Justine Clément est étudiante en Master « Sécurité Internationale », spécialités « Moyen-Orient » et « Renseignement » à la Paris School of International Affairs (PSIA) de Sciences Po Paris. Elle a effectué un stage de 5 mois au Centre Français de Recherche de la Péninsule Arabique (CEFREPA) à Abu Dhabi en 2021, où elle a pu s’initier au dialecte du Golfe. Elle étudie également l’arabe littéraire et le syro-libanais.
En 2022 et 2023, Justine Clément repart pour un an au Moyen-Orient, d’abord en Jordanie puis de nouveau, aux Émirats arabes unis, pour réaliser deux expériences professionnelles dans le domaine de la défense.

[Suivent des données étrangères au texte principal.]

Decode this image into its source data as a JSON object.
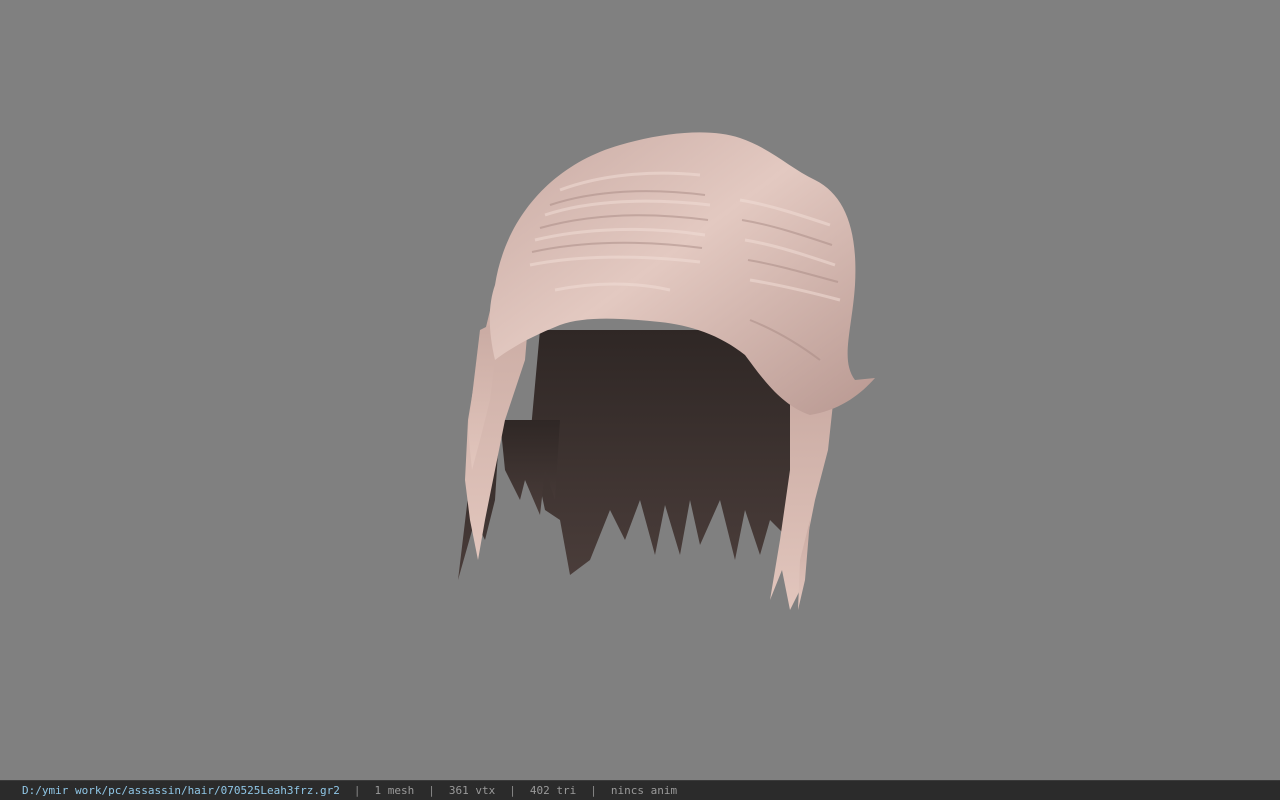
{
  "status_bar": {
    "file_path": "D:/ymir work/pc/assassin/hair/070525Leah3frz.gr2",
    "separator": "|",
    "mesh_count": "1 mesh",
    "vertex_count": "361 vtx",
    "triangle_count": "402 tri",
    "anim_info": "nincs anim"
  },
  "viewport": {
    "background_color": "#808080",
    "model_hair_color": "#d9bdb5",
    "model_inner_color": "#3a302e"
  }
}
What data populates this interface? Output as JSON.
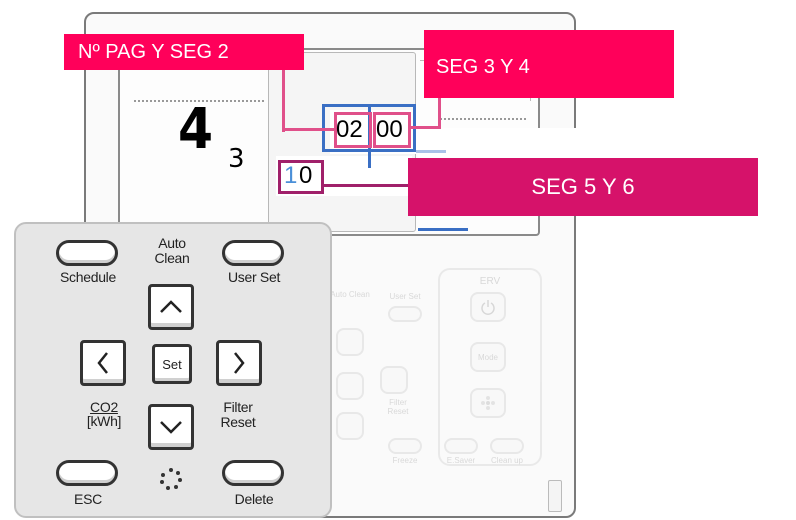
{
  "display": {
    "page_number": "4",
    "segment_1": "3",
    "segment_2_value": "02",
    "segment_3_4_value": "00",
    "segment_5_6_digit1": "1",
    "segment_5_6_digit2": "0"
  },
  "annotations": {
    "label_page_seg2": "Nº PAG Y SEG 2",
    "label_seg34": "SEG 3 Y 4",
    "label_seg56": "SEG 5 Y 6"
  },
  "keypad": {
    "auto_clean": "Auto Clean",
    "schedule": "Schedule",
    "user_set": "User Set",
    "set": "Set",
    "co2_top": "CO2",
    "co2_bottom": "[kWh]",
    "filter_reset": "Filter Reset",
    "esc": "ESC",
    "delete": "Delete"
  },
  "faded_panel": {
    "erv": "ERV",
    "mode": "Mode",
    "esaver": "E.Saver",
    "clean_up": "Clean up",
    "freeze": "Freeze",
    "user_set": "User Set",
    "auto_clean": "Auto Clean",
    "filter_reset": "Filter Reset"
  },
  "colors": {
    "annotation_pink": "#ff005a",
    "annotation_magenta": "#d6126a",
    "outline_blue": "#3a6fc4",
    "outline_pink": "#e0508a",
    "outline_purple": "#a0206a"
  },
  "icons": [
    "arrow-up-icon",
    "arrow-down-icon",
    "arrow-left-icon",
    "arrow-right-icon",
    "power-icon",
    "fan-icon",
    "dots-circle-icon"
  ]
}
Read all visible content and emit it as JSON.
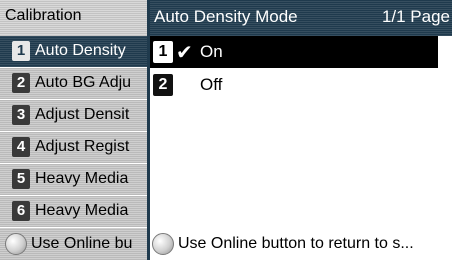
{
  "left_panel": {
    "title": "Calibration",
    "items": [
      {
        "num": "1",
        "label": "Auto Density",
        "selected": true
      },
      {
        "num": "2",
        "label": "Auto BG Adju",
        "selected": false
      },
      {
        "num": "3",
        "label": "Adjust Densit",
        "selected": false
      },
      {
        "num": "4",
        "label": "Adjust Regist",
        "selected": false
      },
      {
        "num": "5",
        "label": "Heavy Media",
        "selected": false
      },
      {
        "num": "6",
        "label": "Heavy Media",
        "selected": false
      }
    ],
    "footer_label": "Use Online bu"
  },
  "right_panel": {
    "title": "Auto Density Mode",
    "page_indicator": "1/1 Page",
    "options": [
      {
        "num": "1",
        "label": "On",
        "selected": true,
        "checked": true,
        "check_icon": "check-icon"
      },
      {
        "num": "2",
        "label": "Off",
        "selected": false,
        "checked": false
      }
    ],
    "footer_label": "Use Online button to return to s..."
  },
  "colors": {
    "accent_dark": "#1f3a4d",
    "selected_option": "#000000",
    "menu_gray": "#cfcfcf"
  }
}
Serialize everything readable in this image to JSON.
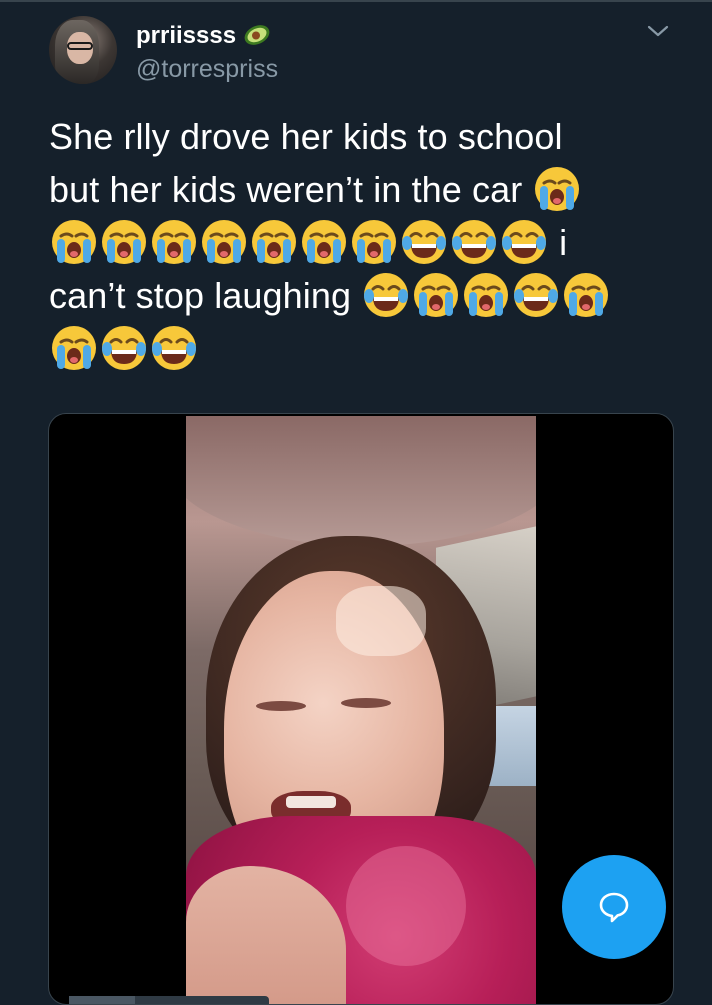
{
  "tweet": {
    "display_name": "prriissss",
    "handle": "@torrespriss",
    "text_lines": [
      "She rlly drove her kids to school",
      "but her kids weren’t in the car",
      "i",
      "can’t stop laughing"
    ],
    "line_emoji": {
      "line2": [
        "loudly-crying-face"
      ],
      "line3": [
        "loudly-crying-face",
        "loudly-crying-face",
        "loudly-crying-face",
        "loudly-crying-face",
        "loudly-crying-face",
        "loudly-crying-face",
        "loudly-crying-face",
        "face-with-tears-of-joy",
        "face-with-tears-of-joy",
        "face-with-tears-of-joy"
      ],
      "line4": [
        "face-with-tears-of-joy",
        "loudly-crying-face",
        "loudly-crying-face",
        "face-with-tears-of-joy",
        "loudly-crying-face"
      ],
      "line5": [
        "loudly-crying-face",
        "face-with-tears-of-joy",
        "face-with-tears-of-joy"
      ]
    },
    "video_progress": 0.33
  },
  "icons": {
    "badge": "avocado-icon",
    "menu": "chevron-down-icon",
    "compose": "reply-bubble-icon"
  },
  "colors": {
    "background": "#15202b",
    "secondary_text": "#8899a6",
    "accent": "#1da1f2"
  }
}
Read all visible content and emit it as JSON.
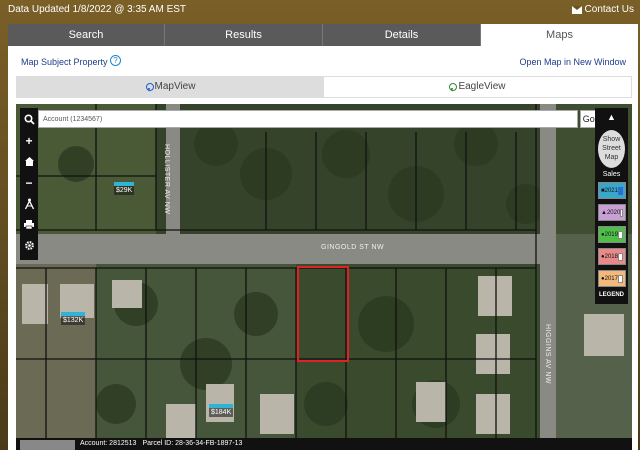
{
  "header": {
    "updated_text": "Data Updated 1/8/2022 @ 3:35 AM EST",
    "contact_label": "Contact Us"
  },
  "tabs": [
    {
      "label": "Search",
      "active": false
    },
    {
      "label": "Results",
      "active": false
    },
    {
      "label": "Details",
      "active": false
    },
    {
      "label": "Maps",
      "active": true
    }
  ],
  "links": {
    "map_subject": "Map Subject Property",
    "help": "?",
    "open_new": "Open Map in New Window"
  },
  "view_tabs": [
    {
      "label": "MapView",
      "active": true,
      "icon": "map-pin-icon"
    },
    {
      "label": "EagleView",
      "active": false,
      "icon": "map-pin-icon"
    }
  ],
  "map": {
    "search_value": "Account (1234567)",
    "go_label": "Go!",
    "tools": [
      "search-icon",
      "zoom-in-icon",
      "home-icon",
      "zoom-out-icon",
      "measure-icon",
      "print-icon",
      "settings-icon"
    ],
    "legend": {
      "collapse": "▲",
      "street_map": "Show Street Map",
      "sales_label": "Sales",
      "title": "LEGEND",
      "years": [
        {
          "year": "2021",
          "color": "#3aa6c9",
          "marker": "■",
          "checked": true
        },
        {
          "year": "2020",
          "color": "#c9a0d6",
          "marker": "▲",
          "checked": false
        },
        {
          "year": "2019",
          "color": "#4fbf4a",
          "marker": "●",
          "checked": false
        },
        {
          "year": "2018",
          "color": "#e88a8a",
          "marker": "●",
          "checked": false
        },
        {
          "year": "2017",
          "color": "#f2b97a",
          "marker": "●",
          "checked": false
        }
      ]
    },
    "prices": [
      "$29K",
      "$132K",
      "$184K"
    ],
    "roads": [
      "GINGOLD ST NW",
      "HOLLISTER AV NW",
      "HIGGINS AV NW"
    ],
    "footer": {
      "account": "Account: 2812513",
      "parcel": "Parcel ID: 28-36-34-FB-1897-13"
    }
  }
}
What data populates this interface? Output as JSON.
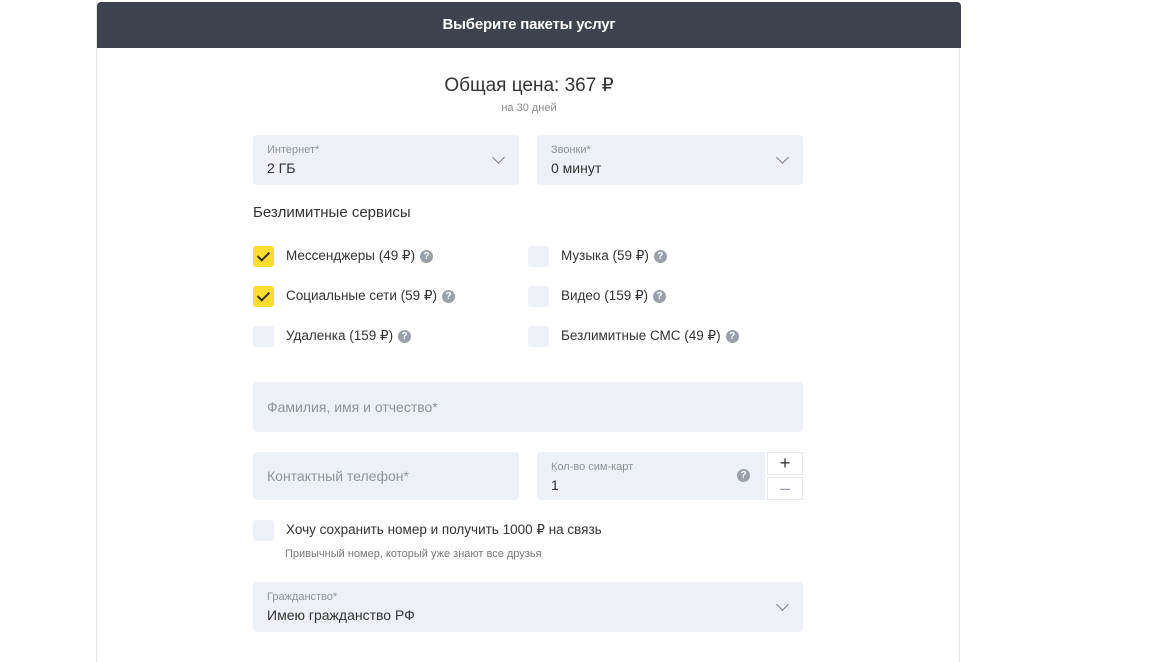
{
  "header": {
    "title": "Выберите пакеты услуг"
  },
  "summary": {
    "total_label": "Общая цена: 367 ₽",
    "period": "на 30 дней"
  },
  "internet": {
    "label": "Интернет*",
    "value": "2 ГБ"
  },
  "calls": {
    "label": "Звонки*",
    "value": "0 минут"
  },
  "unlimited": {
    "title": "Безлимитные сервисы",
    "items": [
      {
        "label": "Мессенджеры (49 ₽)",
        "checked": true
      },
      {
        "label": "Социальные сети (59 ₽)",
        "checked": true
      },
      {
        "label": "Удаленка (159 ₽)",
        "checked": false
      },
      {
        "label": "Музыка (59 ₽)",
        "checked": false
      },
      {
        "label": "Видео (159 ₽)",
        "checked": false
      },
      {
        "label": "Безлимитные СМС (49 ₽)",
        "checked": false
      }
    ]
  },
  "full_name": {
    "placeholder": "Фамилия, имя и отчество*"
  },
  "phone": {
    "placeholder": "Контактный телефон*"
  },
  "sim_count": {
    "label": "Кол-во сим-карт",
    "value": "1",
    "plus": "+",
    "minus": "–"
  },
  "keep_number": {
    "label": "Хочу сохранить номер и получить 1000 ₽ на связь",
    "note": "Привычный номер, который уже знают все друзья",
    "checked": false
  },
  "citizenship": {
    "label": "Гражданство*",
    "value": "Имею гражданство РФ"
  },
  "icons": {
    "help": "?"
  },
  "colors": {
    "header_bg": "#3f434f",
    "field_bg": "#edf0f7",
    "accent_yellow": "#ffdd2d"
  }
}
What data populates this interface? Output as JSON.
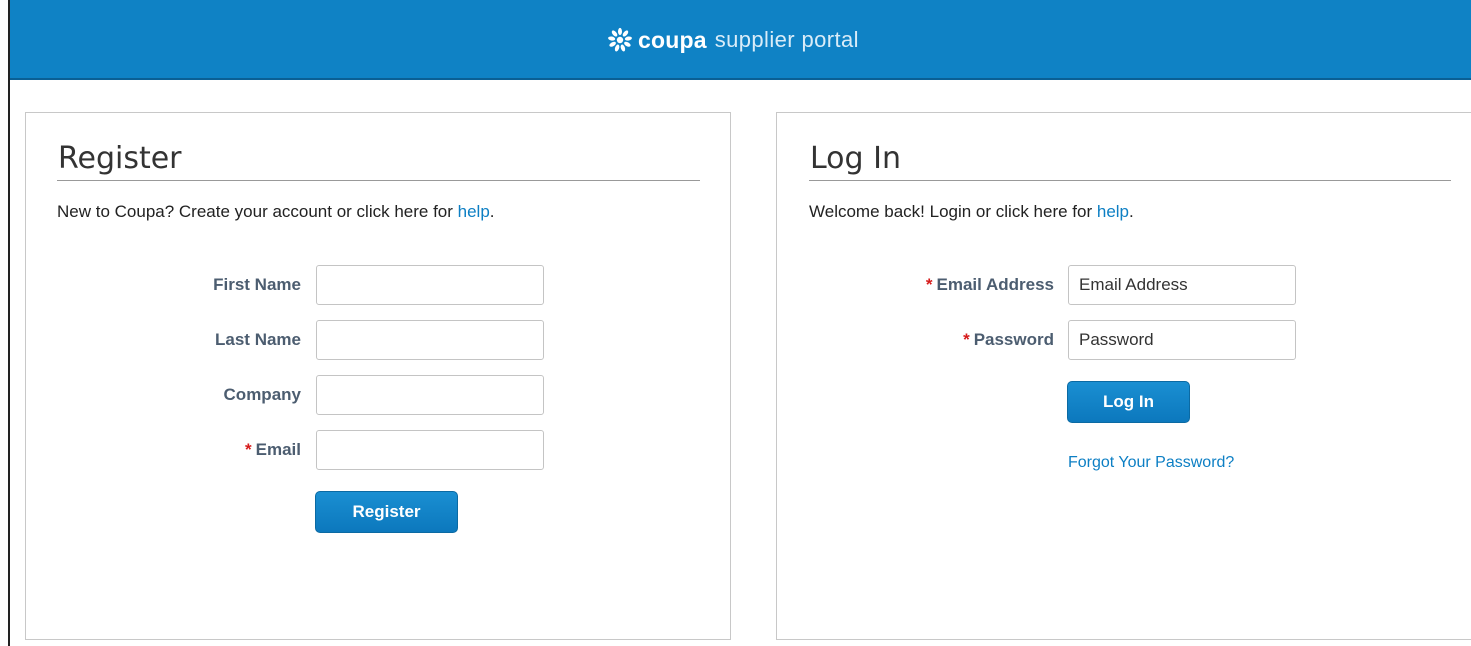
{
  "header": {
    "logo_bold": "coupa",
    "logo_light": "supplier portal",
    "brand_color": "#0f82c5"
  },
  "register": {
    "title": "Register",
    "intro_text": "New to Coupa? Create your account or click here for ",
    "help_link": "help",
    "intro_suffix": ".",
    "fields": {
      "first_name": {
        "label": "First Name",
        "value": "",
        "placeholder": ""
      },
      "last_name": {
        "label": "Last Name",
        "value": "",
        "placeholder": ""
      },
      "company": {
        "label": "Company",
        "value": "",
        "placeholder": ""
      },
      "email": {
        "label": "Email",
        "required_mark": "*",
        "value": "",
        "placeholder": ""
      }
    },
    "button_label": "Register"
  },
  "login": {
    "title": "Log In",
    "intro_text": "Welcome back! Login or click here for ",
    "help_link": "help",
    "intro_suffix": ".",
    "fields": {
      "email": {
        "label": "Email Address",
        "required_mark": "*",
        "value": "",
        "placeholder": "Email Address"
      },
      "password": {
        "label": "Password",
        "required_mark": "*",
        "value": "",
        "placeholder": "Password"
      }
    },
    "button_label": "Log In",
    "forgot_link": "Forgot Your Password?"
  },
  "colors": {
    "link": "#0d7fc4",
    "required": "#d61a1a",
    "label": "#4c5d70",
    "button": "#0c78bd"
  }
}
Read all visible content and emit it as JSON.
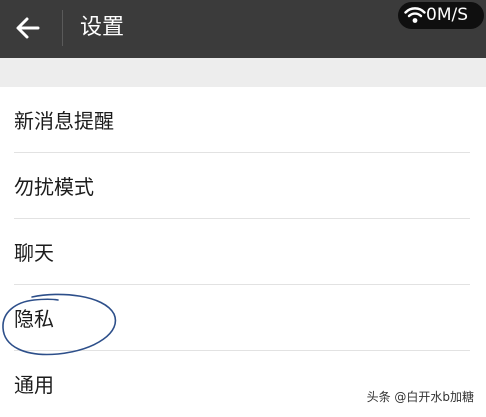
{
  "header": {
    "title": "设置",
    "back_icon": "arrow-left-icon"
  },
  "status": {
    "network_speed": "0M/S",
    "wifi_icon": "wifi-icon"
  },
  "settings": {
    "items": [
      {
        "label": "新消息提醒"
      },
      {
        "label": "勿扰模式"
      },
      {
        "label": "聊天"
      },
      {
        "label": "隐私"
      },
      {
        "label": "通用"
      }
    ]
  },
  "annotation": {
    "circled_item": "隐私",
    "color": "#2d4f8a"
  },
  "watermark": {
    "text": "头条 @白开水b加糖"
  },
  "colors": {
    "titlebar": "#3b3b3b",
    "band": "#ededed",
    "text": "#1c1c1c"
  }
}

Claire Beaugrand est chercheure au CNRS et à l’IRISSO (Institut de recherche interdisciplinaire en sciences sociales) de l’Université Paris Dauphine-PSL. Elle enseigne en sociologie du Golfe et de la péninsule Arabique à l’université d’Exeter, au Royaume Uni. Spécialisée dans les dynamiques sociales et politiques des pays du Golfe – sous le prisme des inégalités et mobilités – elle est l’auteure de "Stateless in the Gulf : Migration, Nationality and Society in Kuwait" (2018). Dans ce livre, Claire Beaugrand enquête sur l’émergence de la « catégorie bidūn » au Koweït – une population « sans nationalité » dont le statut émerge progressivement à partir de l’indépendance du pays, en 1961. Désormais, ses recherches portent sur les circulations des élites économiques du Golfe vers les pays occidentaux, posant ainsi la question de l’intégration internationale des élites.